Member of the Madhya Pradesh Legislative Assembly
- Incumbent
- Assumed office 2023
- Constituency: Nepanagar

Personal details
- Party: Bhartiya Janta Party
- Occupation: Politician

= Manju Rajendra Dadu =

Indian politician

Manju Rajendra Dadu (born 1989) is an Indian politician from Madhya Pradesh. She is a member of the Madhya Pradesh Legislative Assembly representing the Bharatiya Janata Party from Nepanagar Assembly constituency in Burhanpur district. She won the 2023 Madhya Pradesh Legislative Assembly election.

== Early life and education ==
Dadu was born in Vadnagar.

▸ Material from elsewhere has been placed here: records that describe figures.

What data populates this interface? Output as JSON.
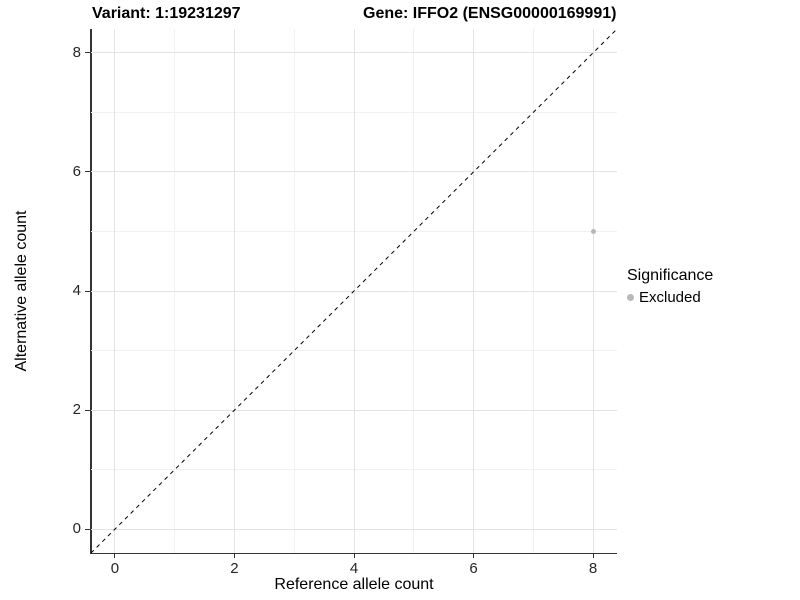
{
  "chart_data": {
    "type": "scatter",
    "titles": {
      "left": "Variant: 1:19231297",
      "right": "Gene: IFFO2 (ENSG00000169991)"
    },
    "xlabel": "Reference allele count",
    "ylabel": "Alternative allele count",
    "xlim": [
      -0.4,
      8.4
    ],
    "ylim": [
      -0.4,
      8.4
    ],
    "x_major_ticks": [
      0,
      2,
      4,
      6,
      8
    ],
    "y_major_ticks": [
      0,
      2,
      4,
      6,
      8
    ],
    "x_minor_gridlines": [
      1,
      3,
      5,
      7
    ],
    "y_minor_gridlines": [
      1,
      3,
      5,
      7
    ],
    "grid": "major-and-minor",
    "identity_line": {
      "slope": 1,
      "intercept": 0,
      "style": "dashed",
      "color": "#000000"
    },
    "series": [
      {
        "name": "Excluded",
        "color": "#b8b8b8",
        "points": [
          {
            "x": 8,
            "y": 5
          }
        ]
      }
    ],
    "legend": {
      "title": "Significance",
      "position": "right",
      "items": [
        {
          "label": "Excluded",
          "color": "#b8b8b8",
          "marker": "circle"
        }
      ]
    },
    "colors": {
      "background": "#ffffff",
      "panel_background": "#ffffff",
      "grid_major": "#e3e3e3",
      "grid_minor": "#f1f1f1",
      "axis_line": "#333333",
      "tick_label": "#262626",
      "title": "#000000"
    }
  }
}
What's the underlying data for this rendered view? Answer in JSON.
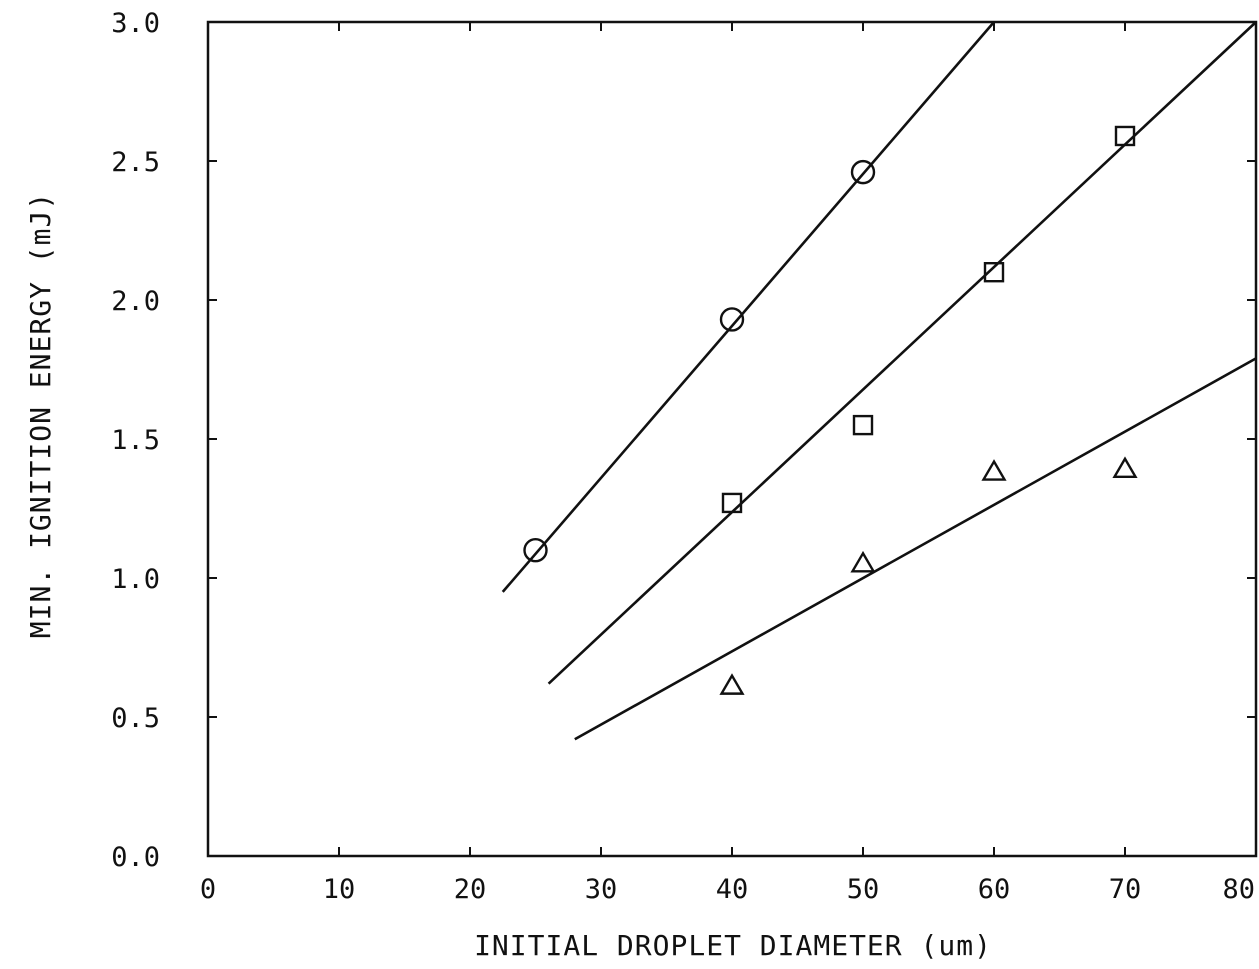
{
  "chart_data": {
    "type": "scatter",
    "title": "",
    "xlabel": "INITIAL DROPLET DIAMETER (um)",
    "ylabel": "MIN. IGNITION ENERGY (mJ)",
    "xlim": [
      0,
      80
    ],
    "ylim": [
      0.0,
      3.0
    ],
    "xticks": [
      0,
      10,
      20,
      30,
      40,
      50,
      60,
      70,
      80
    ],
    "yticks": [
      0.0,
      0.5,
      1.0,
      1.5,
      2.0,
      2.5,
      3.0
    ],
    "xtick_labels": [
      "0",
      "10",
      "20",
      "30",
      "40",
      "50",
      "60",
      "70",
      "80"
    ],
    "ytick_labels": [
      "0.0",
      "0.5",
      "1.0",
      "1.5",
      "2.0",
      "2.5",
      "3.0"
    ],
    "grid": false,
    "legend": "none",
    "series": [
      {
        "marker": "circle",
        "points": [
          [
            25,
            1.1
          ],
          [
            40,
            1.93
          ],
          [
            50,
            2.46
          ]
        ],
        "fit_line": [
          [
            22.5,
            0.95
          ],
          [
            60,
            3.0
          ]
        ]
      },
      {
        "marker": "square",
        "points": [
          [
            40,
            1.27
          ],
          [
            50,
            1.55
          ],
          [
            60,
            2.1
          ],
          [
            70,
            2.59
          ]
        ],
        "fit_line": [
          [
            26,
            0.62
          ],
          [
            80,
            3.0
          ]
        ]
      },
      {
        "marker": "triangle",
        "points": [
          [
            40,
            0.61
          ],
          [
            50,
            1.05
          ],
          [
            60,
            1.38
          ],
          [
            70,
            1.39
          ]
        ],
        "fit_line": [
          [
            28,
            0.42
          ],
          [
            80,
            1.79
          ]
        ]
      }
    ]
  }
}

She hails from an agricultural family. Her late father was Rajendra Shyamlal Dadu. She completed her BBA in 2013 from Poonam Chand Vocational College, Khandwa affiliated to Devi Ahilya University, Indore, Madhya Pradesh.

== Career ==
Dadu won the 2016 Madhya Pradesh byelection from Nepanagar defeating Antarsingh Devisingh Barde Amba of Indian National Congress. She won for the second time as an MLA in the 2023 Madhya Pradesh Legislative Assembly election again on BJP ticket from Nepanagar. She defeated Gendu Bai of Indian National Congress by a huge margin of 45,805 votes. She lost the 2018 Madhya Pradesh Legislative Assembly election by a narrow margin of 1,264 votes to Sumitra Devi Kasdekar of Indian National Congress.